Всю зиму я плакала, а весной познакомилась со своим земляком. По возрасту он годился мне в отцы, глаза у него оказались голубыми, как тающие снега, и было мне рядом с ним так надежно и просто, что нередко я даже забывала свою печаль, которая так и осталась лежать в пыльных кулисах моей души, как некогда любимый, а ныне выставленный на улицу зверь. И все же время от времени, на протяжении всего того лета, лета моего недомогания, я уставала от своего новообретенного, тихого покоя и возвращалась к тебе в поисках чего-то еще — чего-то тайного, пугающего, радостного. Теперь ты жил в гостиницах, и нам не приходилось просить у друзей ключи от квартир; в гостиничных номерах повсюду валялись партитуры, дорогие простыни не холодили кожу, а в укромных уголках нет-нет да и появлялись не принадлежавшие мне скомканные шелковые вещицы.
Я так и не нашла того, что искала в то лето.
Точно не помню, когда я начала догадываться, но это было задолго до того августовского дня, когда после особенно тяжелой репетиции я зашла в старинный собор, который любила посещать, опустила глаза и увидела, что мои туфли пропитались кровью. Погода стояла ясная. Как сейчас помню: разбитое солнце падало лиловыми, зелеными и синими осколками на каменные плиты, кровь капля за каплей стекала в мои удобные туфли-лодочки, какая-то женщина, оказавшаяся рядом, кричала от ужаса, на груди у меня дрожал расцвеченный солнцем лик святого, а в висках стучала, уже почти спокойно, мысль о том, что танцевать — по крайней мере, в этом городе, для тебя — мне уже не придется. Меня отвезли в больницу. Моего ребенка удалось сохранить; человек, с которым я познакомилась весной, вбежал ко мне в палату и, до боли сжимая мои пальцы, твердил: «Почему же ты мне не сказала, надо было сказать… неужели тебе не понятно, что я… как ты могла подумать, что я не…»
В начале осени мы обвенчались в том же соборе. Обычно там не совершались такие обряды, но у меня была слава, у Андрея — средства, и для нас сделали исключение. Через неделю мы уехали к его родным, в тот город, где я появилась на свет. Накануне отъезда, когда уже были собраны чемоданы, я сбежала со своей прощальной вечеринки, чтобы поспешить туманными улицами в знакомый отель. Расплескивая буквы великолепной вывески, чье отражение золотой рябью дрожало на мокром тротуаре, я вопреки здравому смыслу еще на что-то надеялась, но, как оказалось, напрасно: ты еще не вернулся из двухмесячного заокеанского турне, а высокомерный консьерж, вглядевшись в мое лицо, вдруг стал предельно обходителен, забегал глазами, и его трепещущие руки в белых перчатках протянули мне листок для автографа; и, опомнившись, я скомкала заготовленное письмо.

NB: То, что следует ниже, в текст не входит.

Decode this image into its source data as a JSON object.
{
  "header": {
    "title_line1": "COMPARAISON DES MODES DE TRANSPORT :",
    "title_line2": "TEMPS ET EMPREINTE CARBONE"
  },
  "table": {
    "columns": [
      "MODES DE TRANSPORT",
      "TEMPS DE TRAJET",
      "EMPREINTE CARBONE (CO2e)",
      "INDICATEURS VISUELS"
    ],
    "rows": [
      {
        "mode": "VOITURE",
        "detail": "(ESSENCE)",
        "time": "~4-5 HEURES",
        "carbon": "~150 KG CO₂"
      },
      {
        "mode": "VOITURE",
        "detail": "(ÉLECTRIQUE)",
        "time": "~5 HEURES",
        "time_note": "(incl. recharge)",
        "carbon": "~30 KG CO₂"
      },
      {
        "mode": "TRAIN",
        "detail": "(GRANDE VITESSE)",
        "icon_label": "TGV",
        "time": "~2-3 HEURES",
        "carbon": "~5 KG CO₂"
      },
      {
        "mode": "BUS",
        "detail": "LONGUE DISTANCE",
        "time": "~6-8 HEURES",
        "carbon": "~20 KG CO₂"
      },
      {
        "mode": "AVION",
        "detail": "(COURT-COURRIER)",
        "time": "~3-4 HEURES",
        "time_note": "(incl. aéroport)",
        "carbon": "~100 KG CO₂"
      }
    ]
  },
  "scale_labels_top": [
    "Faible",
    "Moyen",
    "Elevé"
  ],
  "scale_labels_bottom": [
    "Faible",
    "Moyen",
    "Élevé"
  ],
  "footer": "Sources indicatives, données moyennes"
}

Обратно я шла медленно, скользя сквозь мой любимый темный осенний город, вдоль невидимой реки, петлявшей вместе со мной, мимо спящих особняков, где бодрствовали только редкие мансарды, в которых мягким, тайным сиянием светилось чужое счастье, а сама думала: я вернусь, я скоро вернусь и непременно тебя увижу, ибо, пусть я и поняла это слишком поздно, я теперь знала, что чудо было возможно — что летающая танцовщица может так никогда и не опуститься на землю вместе с музыкой. В наших меблированных комнатах было душно и шумно, Вацлав буйствовал, Тамарина кошка Тучка улизнула за дверь, и мы всей ватагой, хохоча и мяукая, стали носиться за ней вверх-вниз по лестнице, пока я не выбилась из сил; муж умолял меня передохнуть, в потолок летели пробки от шампанского, никто не замечал выражения моих глаз, и все обещали писать.

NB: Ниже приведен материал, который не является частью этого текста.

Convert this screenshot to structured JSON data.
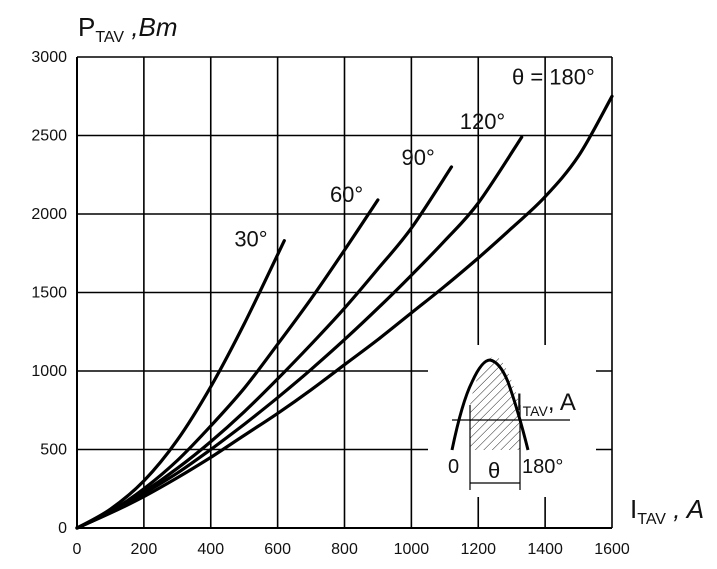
{
  "chart_data": {
    "type": "line",
    "ylabel": "P",
    "ylabel_sub": "TAV",
    "ylabel_unit": " ,Bm",
    "xlabel": "I",
    "xlabel_sub": "TAV",
    "xlabel_unit": " , A",
    "xlim": [
      0,
      1600
    ],
    "ylim": [
      0,
      3000
    ],
    "xticks": [
      0,
      200,
      400,
      600,
      800,
      1000,
      1200,
      1400,
      1600
    ],
    "yticks": [
      0,
      500,
      1000,
      1500,
      2000,
      2500,
      3000
    ],
    "grid": true,
    "series": [
      {
        "name": "30°",
        "x": [
          0,
          100,
          200,
          300,
          400,
          500,
          620
        ],
        "y": [
          0,
          120,
          300,
          560,
          900,
          1300,
          1830
        ]
      },
      {
        "name": "60°",
        "x": [
          0,
          100,
          200,
          300,
          400,
          500,
          600,
          700,
          800,
          900
        ],
        "y": [
          0,
          105,
          250,
          430,
          650,
          890,
          1170,
          1460,
          1770,
          2090
        ]
      },
      {
        "name": "90°",
        "x": [
          0,
          100,
          200,
          300,
          400,
          500,
          600,
          700,
          800,
          900,
          1000,
          1120
        ],
        "y": [
          0,
          100,
          230,
          380,
          550,
          740,
          950,
          1170,
          1400,
          1650,
          1910,
          2300
        ]
      },
      {
        "name": "120°",
        "x": [
          0,
          100,
          200,
          300,
          400,
          500,
          600,
          700,
          800,
          900,
          1000,
          1100,
          1200,
          1330
        ],
        "y": [
          0,
          100,
          220,
          350,
          500,
          660,
          830,
          1010,
          1200,
          1400,
          1610,
          1830,
          2070,
          2490
        ]
      },
      {
        "name": "θ = 180°",
        "x": [
          0,
          100,
          200,
          300,
          400,
          500,
          600,
          700,
          800,
          900,
          1000,
          1100,
          1200,
          1300,
          1400,
          1500,
          1600
        ],
        "y": [
          0,
          95,
          200,
          320,
          450,
          590,
          730,
          880,
          1040,
          1200,
          1370,
          1540,
          1720,
          1910,
          2110,
          2370,
          2750
        ]
      }
    ],
    "inset": {
      "label_main": "I",
      "label_sub": "TAV",
      "label_unit": ", A",
      "left_label": "0",
      "mid_label": "θ",
      "right_label": "180°"
    }
  }
}
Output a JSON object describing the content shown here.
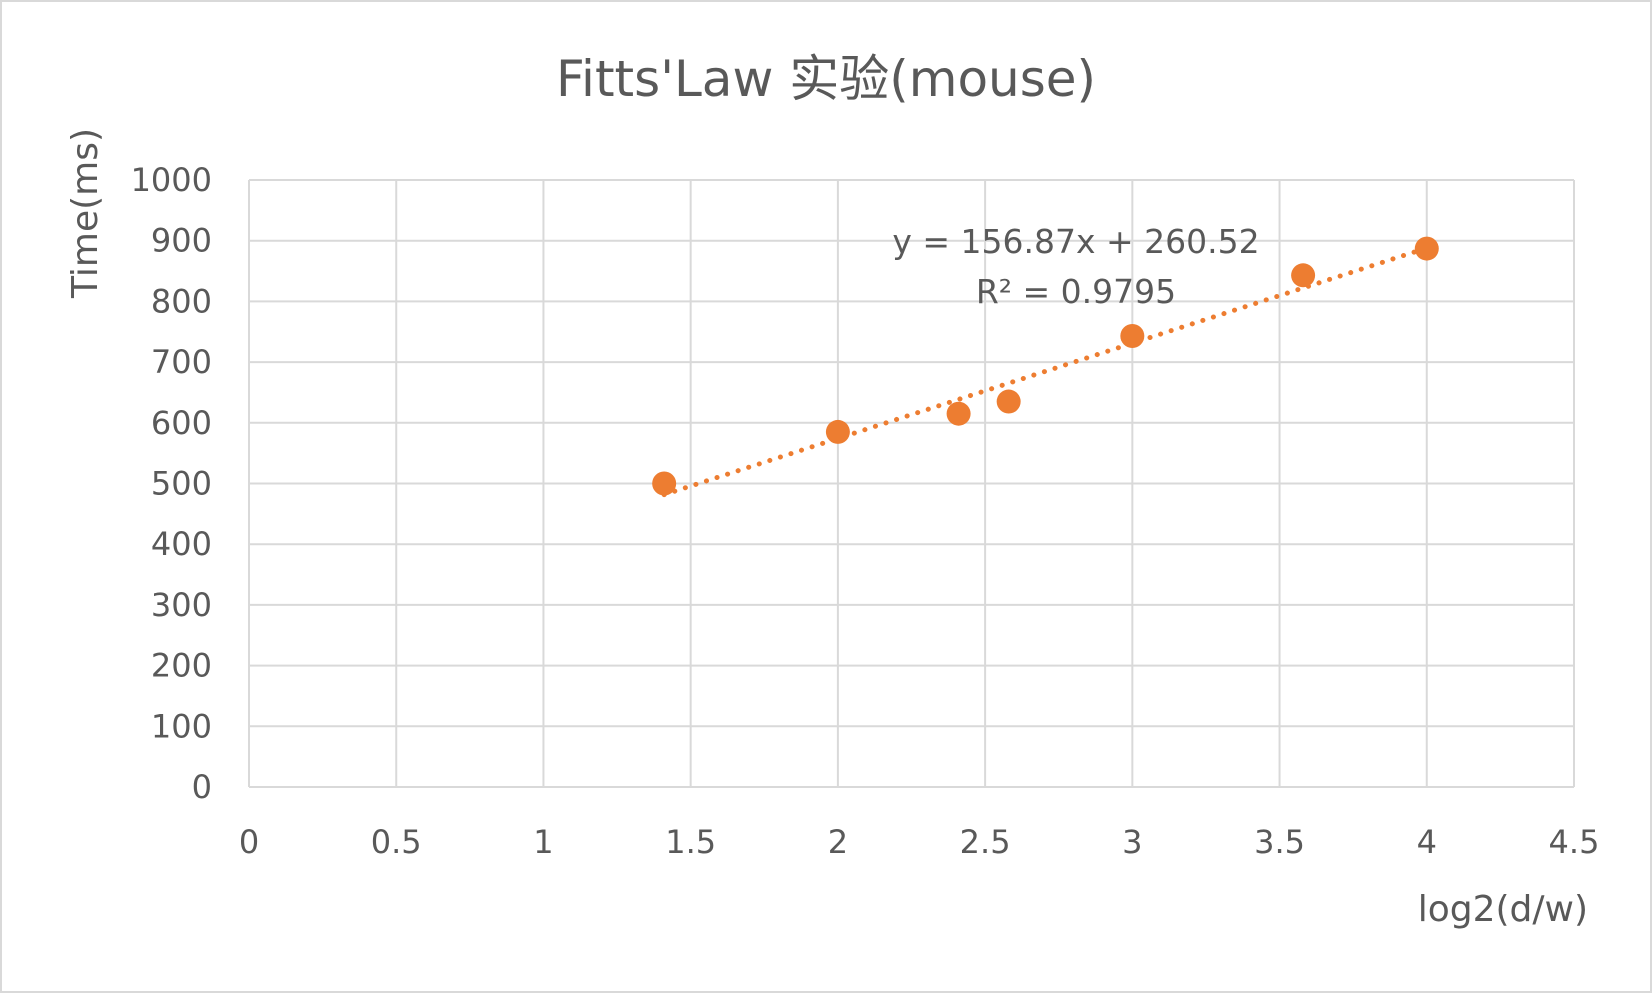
{
  "chart_data": {
    "type": "scatter",
    "title": "Fitts'Law 实验(mouse)",
    "xlabel": "log2(d/w)",
    "ylabel": "Time(ms)",
    "xlim": [
      0,
      4.5
    ],
    "ylim": [
      0,
      1000
    ],
    "xticks": [
      "0",
      "0.5",
      "1",
      "1.5",
      "2",
      "2.5",
      "3",
      "3.5",
      "4",
      "4.5"
    ],
    "yticks": [
      "0",
      "100",
      "200",
      "300",
      "400",
      "500",
      "600",
      "700",
      "800",
      "900",
      "1000"
    ],
    "grid": true,
    "series": [
      {
        "x": [
          1.41,
          2.0,
          2.41,
          2.58,
          3.0,
          3.58,
          4.0
        ],
        "y": [
          500,
          585,
          615,
          635,
          743,
          843,
          887
        ],
        "color": "#ED7D31"
      }
    ],
    "trendline": {
      "kind": "linear",
      "slope": 156.87,
      "intercept": 260.52,
      "equation": "y = 156.87x + 260.52",
      "r2_label": "R² = 0.9795",
      "color": "#ED7D31",
      "style": "dotted"
    }
  }
}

Самые настойчивые воспоминания — не обязательно воспоминания о вещах самых постоянных или даже самых существенных; чаще всего они просто самые яркие, и, может быть, именно поэтому они со временем становятся дороже других. Сорок четыре года — долгий срок, радость моя. Когда до меня дошли слухи, что будет такой концерт, я решила: дождусь зимы, надену свои серьги и пойду.
Впрочем, я пойду и без них.
Опасаюсь, правда, что без них ты меня не узнаешь.
Может, оно и к лучшему.
Только бы… только бы я сумела забыть лицо моей дочери, когда она, босая, пришла ко мне в комнату.